A remote code execution vulnerability has been identified in the Nautel VX Series transmitters running firmware versions through 6.4.0. This vulnerability arises from the absence of digital signature verification in the firmware update process, allowing attackers to upload crafted update packages via the '/#/software/upgrades' endpoint. Exploitation of this vulnerability enables unauthorized execution of arbitrary code with root privileges on the affected device.

Impact

Exploitation of this vulnerability allows for unauthorized remote code execution with root access on the affected transmitter.

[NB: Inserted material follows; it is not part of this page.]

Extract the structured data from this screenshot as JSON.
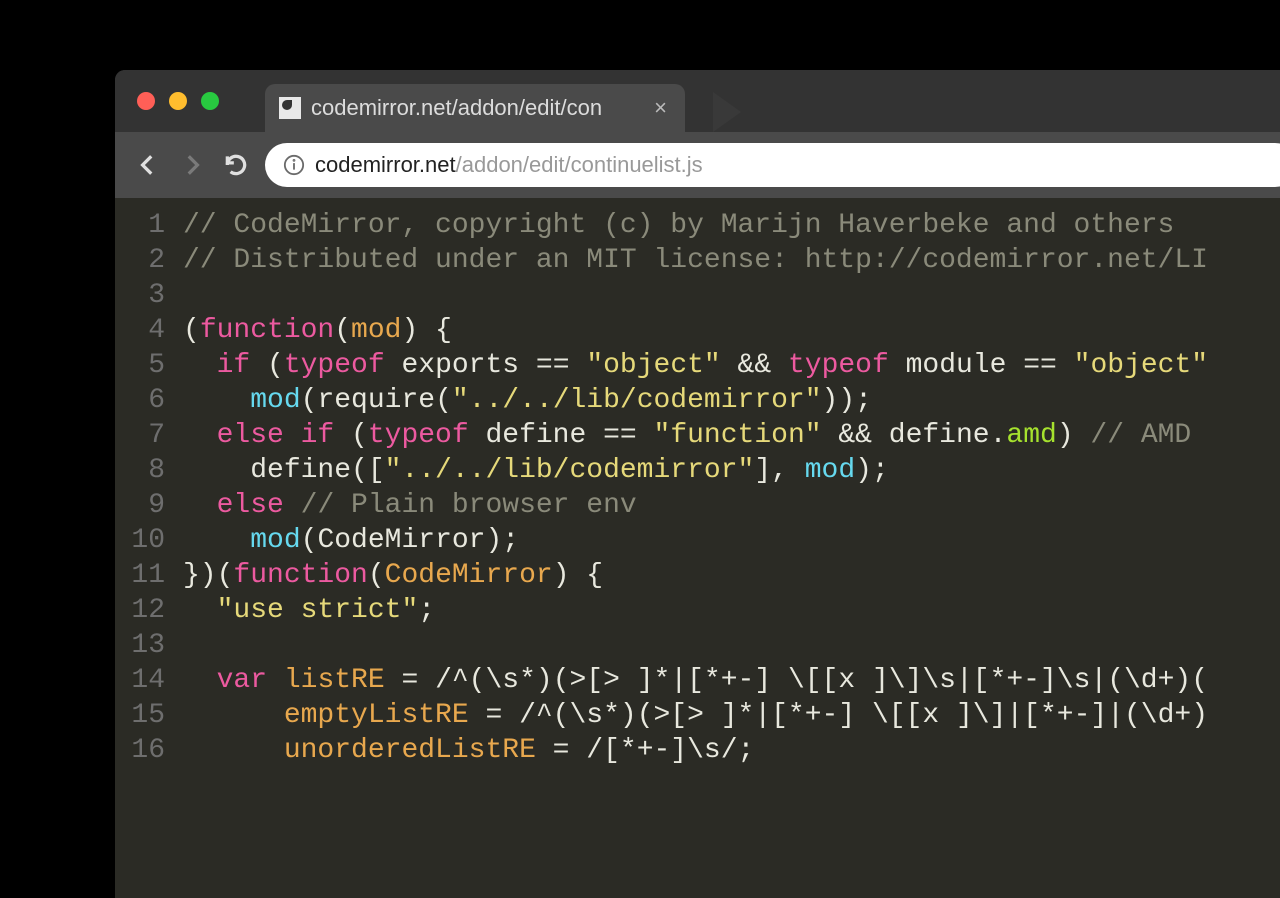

This could lead to a complete compromise of the device, including the ability to disrupt broadcast operations or alter transmission parameters. Additionally, such access could be used to pivot into internal networks.

Reproduction

To reproduce this vulnerability, download a legitimate VX Series firmware update from the Nautel public update repository. Extract the update package and locate the 'init.sh' script. Modify this script to include a reverse shell payload, then repackage the update file. Upload the modified firmware through the transmitter's web interface at the '/#/software/upgrades' endpoint. After uploading, initiate the update process, which will execute the 'init.sh' script and provide root-level shell access.

Remediation

Nautel should implement digital signature verification for firmware updates, ensuring that all update packages are cryptographically signed and validated before installation. Additionally, access to the software upload process should be restricted to authorized users only, possibly through multi-factor authentication. Integrity checks, such as SHA256 hash validation, could be employed to detect modifications in firmware before installation. Finally, execution permissions on update scripts should be limited to prevent arbitrary script execution from firmware packages.